Otaviano sofrera sua tragédia aos 11 anos de idade. Uma criança. Um sofrimento imensurável não só físico, mas da alma de uma criança, de adolescente e de adulto em uma só pessoa todos estes anos. Olhei para aquele homem franzino a fazer mil contas de cabeça a medir a viabilidade econômica de viver da caneta, do chaveiro, na habilidade de ajeitar seus molambos nos poucos suportes do corpo. Não sabe ler, nem escrever. "Nossa diferença, já que temos 39 anos, é a oportunidade que cada um teve ou não teve!", concluí.

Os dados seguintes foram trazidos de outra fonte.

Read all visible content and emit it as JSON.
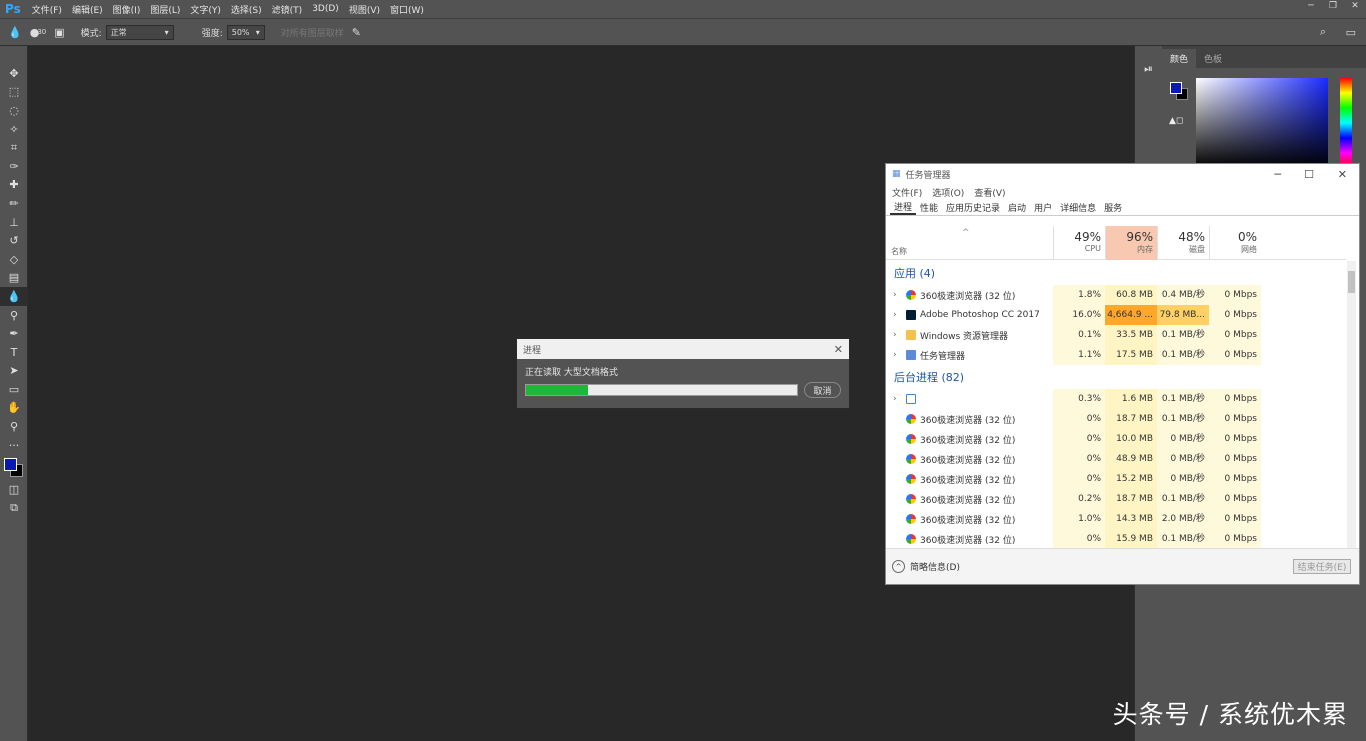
{
  "menubar": {
    "logo": "Ps",
    "items": [
      "文件(F)",
      "编辑(E)",
      "图像(I)",
      "图层(L)",
      "文字(Y)",
      "选择(S)",
      "滤镜(T)",
      "3D(D)",
      "视图(V)",
      "窗口(W)"
    ]
  },
  "options": {
    "brush_size": "30",
    "mode_label": "模式:",
    "mode_value": "正常",
    "strength_label": "强度:",
    "strength_value": "50%",
    "sample_all": "对所有图层取样"
  },
  "right_panel": {
    "tabs": [
      "颜色",
      "色板"
    ],
    "fg_color": "#0a19b4",
    "bg_color": "#000000"
  },
  "ps_dialog": {
    "title": "进程",
    "message": "正在读取 大型文档格式",
    "progress": 0.23,
    "cancel": "取消"
  },
  "task_manager": {
    "title": "任务管理器",
    "menu": [
      "文件(F)",
      "选项(O)",
      "查看(V)"
    ],
    "tabs": [
      "进程",
      "性能",
      "应用历史记录",
      "启动",
      "用户",
      "详细信息",
      "服务"
    ],
    "name_header": "名称",
    "columns": [
      {
        "pct": "49%",
        "label": "CPU"
      },
      {
        "pct": "96%",
        "label": "内存"
      },
      {
        "pct": "48%",
        "label": "磁盘"
      },
      {
        "pct": "0%",
        "label": "网络"
      }
    ],
    "apps_group": "应用 (4)",
    "apps": [
      {
        "name": "360极速浏览器 (32 位)",
        "cpu": "1.8%",
        "mem": "60.8 MB",
        "disk": "0.4 MB/秒",
        "net": "0 Mbps",
        "icon": "browser-icon"
      },
      {
        "name": "Adobe Photoshop CC 2017",
        "cpu": "16.0%",
        "mem": "4,664.9 ...",
        "disk": "79.8 MB...",
        "net": "0 Mbps",
        "icon": "photoshop-icon"
      },
      {
        "name": "Windows 资源管理器",
        "cpu": "0.1%",
        "mem": "33.5 MB",
        "disk": "0.1 MB/秒",
        "net": "0 Mbps",
        "icon": "folder-icon"
      },
      {
        "name": "任务管理器",
        "cpu": "1.1%",
        "mem": "17.5 MB",
        "disk": "0.1 MB/秒",
        "net": "0 Mbps",
        "icon": "taskmgr-icon"
      }
    ],
    "bg_group": "后台进程 (82)",
    "bg": [
      {
        "name": "",
        "cpu": "0.3%",
        "mem": "1.6 MB",
        "disk": "0.1 MB/秒",
        "net": "0 Mbps"
      },
      {
        "name": "360极速浏览器 (32 位)",
        "cpu": "0%",
        "mem": "18.7 MB",
        "disk": "0.1 MB/秒",
        "net": "0 Mbps"
      },
      {
        "name": "360极速浏览器 (32 位)",
        "cpu": "0%",
        "mem": "10.0 MB",
        "disk": "0 MB/秒",
        "net": "0 Mbps"
      },
      {
        "name": "360极速浏览器 (32 位)",
        "cpu": "0%",
        "mem": "48.9 MB",
        "disk": "0 MB/秒",
        "net": "0 Mbps"
      },
      {
        "name": "360极速浏览器 (32 位)",
        "cpu": "0%",
        "mem": "15.2 MB",
        "disk": "0 MB/秒",
        "net": "0 Mbps"
      },
      {
        "name": "360极速浏览器 (32 位)",
        "cpu": "0.2%",
        "mem": "18.7 MB",
        "disk": "0.1 MB/秒",
        "net": "0 Mbps"
      },
      {
        "name": "360极速浏览器 (32 位)",
        "cpu": "1.0%",
        "mem": "14.3 MB",
        "disk": "2.0 MB/秒",
        "net": "0 Mbps"
      },
      {
        "name": "360极速浏览器 (32 位)",
        "cpu": "0%",
        "mem": "15.9 MB",
        "disk": "0.1 MB/秒",
        "net": "0 Mbps"
      }
    ],
    "footer_less": "简略信息(D)",
    "end_task": "结束任务(E)"
  },
  "watermark": "头条号 / 系统优木累"
}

E pensei na exploração do trabalho infantil naqueles anos 1980. E pensei no Estatuto da Criança e do Adolescente graças a Deus hoje presente. E pensei naqueles que se fizeram milionários às custas de muitos sem informação nestes municípios afora. Madeira em troca de vidas. E divaguei nas reclamações de jovens atualmente para coisas efêmeras, bobas, irrelevantes.

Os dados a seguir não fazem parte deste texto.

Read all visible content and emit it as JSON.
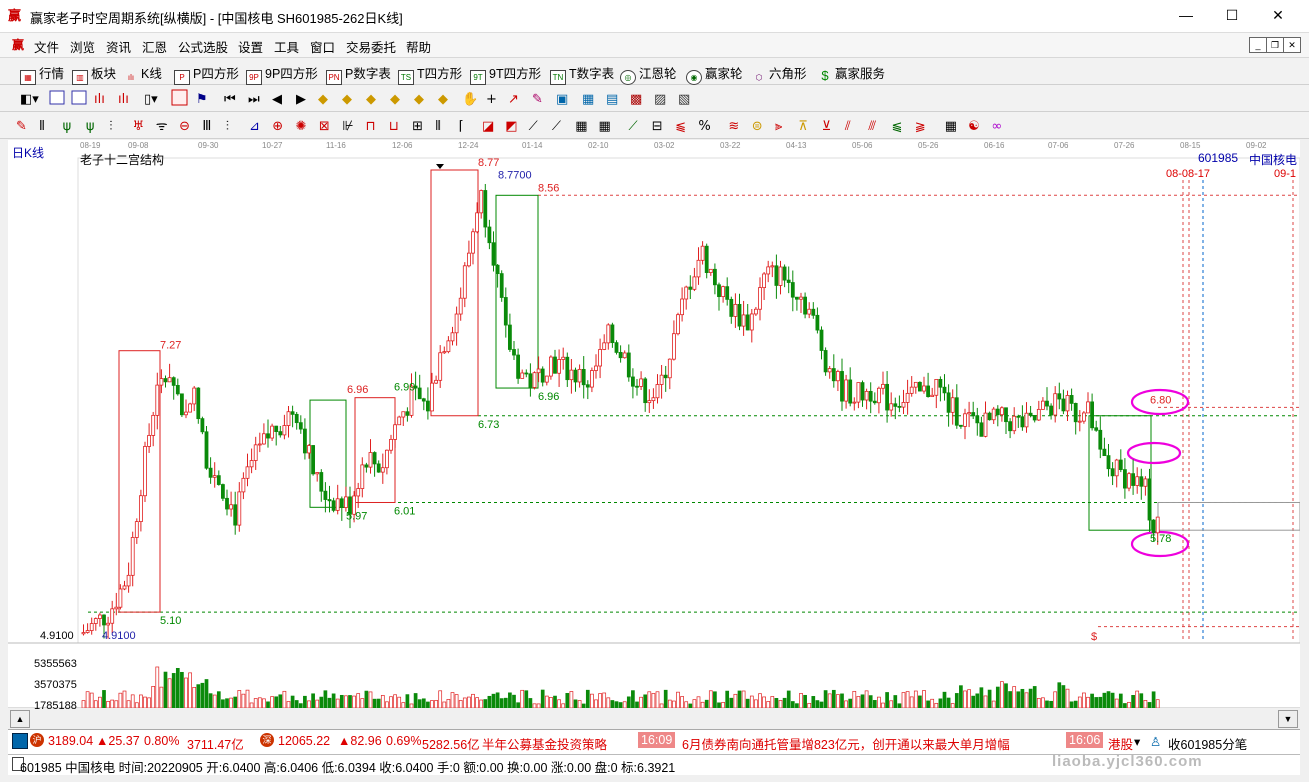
{
  "window": {
    "title": "赢家老子时空周期系统[纵横版] - [中国核电  SH601985-262日K线]",
    "minimize": "—",
    "maximize": "☐",
    "close": "✕"
  },
  "menu": [
    "文件",
    "浏览",
    "资讯",
    "汇恩",
    "公式选股",
    "设置",
    "工具",
    "窗口",
    "交易委托",
    "帮助"
  ],
  "toolbar1": [
    {
      "label": "行情",
      "icon": "grid-icon"
    },
    {
      "label": "板块",
      "icon": "blocks-icon"
    },
    {
      "label": "K线",
      "icon": "kline-icon"
    },
    {
      "label": "P四方形",
      "icon": "P"
    },
    {
      "label": "9P四方形",
      "icon": "9P"
    },
    {
      "label": "P数字表",
      "icon": "PN"
    },
    {
      "label": "T四方形",
      "icon": "TS"
    },
    {
      "label": "9T四方形",
      "icon": "9T"
    },
    {
      "label": "T数字表",
      "icon": "TN"
    },
    {
      "label": "江恩轮",
      "icon": "gann-wheel-icon"
    },
    {
      "label": "赢家轮",
      "icon": "winner-wheel-icon"
    },
    {
      "label": "六角形",
      "icon": "hexagon-icon"
    },
    {
      "label": "赢家服务",
      "icon": "dollar-icon"
    }
  ],
  "chart": {
    "period_label": "日K线",
    "indicator_name": "老子十二宫结构",
    "stock_code": "601985",
    "stock_name": "中国核电",
    "date_ticks": [
      "08-19",
      "09-08",
      "09-30",
      "10-27",
      "11-16",
      "12-06",
      "12-24",
      "01-14",
      "02-10",
      "03-02",
      "03-22",
      "04-13",
      "05-06",
      "05-26",
      "06-16",
      "07-06",
      "07-26",
      "08-15",
      "09-02"
    ],
    "future_dates": [
      "08-08-17",
      "09-1"
    ],
    "bottom_price": "4.9100",
    "price_labels": {
      "low_start": "4.9100",
      "high_8_77": "8.77",
      "high_8_7700": "8.7700",
      "level_8_56": "8.56",
      "level_7_27": "7.27",
      "level_6_96a": "6.96",
      "level_6_99": "6.99",
      "level_6_96b": "6.96",
      "level_6_73": "6.73",
      "level_6_80": "6.80",
      "level_5_97": "5.97",
      "level_6_01": "6.01",
      "level_5_78": "5.78",
      "level_5_10": "5.10",
      "dollar": "$"
    },
    "volume_axis": [
      "5355563",
      "3570375",
      "1785188"
    ]
  },
  "status": {
    "sh_index": "3189.04",
    "sh_change": "▲25.37",
    "sh_pct": "0.80%",
    "sh_amount": "3711.47亿",
    "sz_index": "12065.22",
    "sz_change": "▲82.96",
    "sz_pct": "0.69%",
    "sz_amount": "5282.56亿",
    "news1": "半年公募基金投资策略",
    "time1": "16:09",
    "news2": "6月债券南向通托管量增823亿元，创开通以来最大单月增幅",
    "time2": "16:06",
    "news3": "港股",
    "right_label": "收601985分笔"
  },
  "bottom_info": "601985 中国核电 时间:20220905 开:6.0400 高:6.0406 低:6.0394 收:6.0400 手:0 额:0.00 换:0.00 涨:0.00 盘:0 标:6.3921",
  "watermark": "liaoba.yjcl360.com"
}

Presenciei o senhor Otaviano falar para uma moça a pedir uns trocados para os viajantes que por ali passavam. "Ei moça, por que tu não vende canetas? Não vende chaveiros? Num dia eu faço setenta reais mesmo assim do jeito que tô".
Na despedida nossa, recomendei que estudasse; que aprendesse a ler e escrever, pois era bom de cachola.
"Mas é muito difícil".
"Mais difícil você já fez. Esta aí você tira de letra...".
Ele sorriu. Fez sinal de quem escrevia o compromisso.
Naquela pouca mão.
Naquele muito espírito.
"Mais difícil você já fez. Esta aí você tira de letra...".
Ele sorriu. Fez sinal de quem escrevia o compromisso.
Naquela pouca mão.
Naquele muito espírito.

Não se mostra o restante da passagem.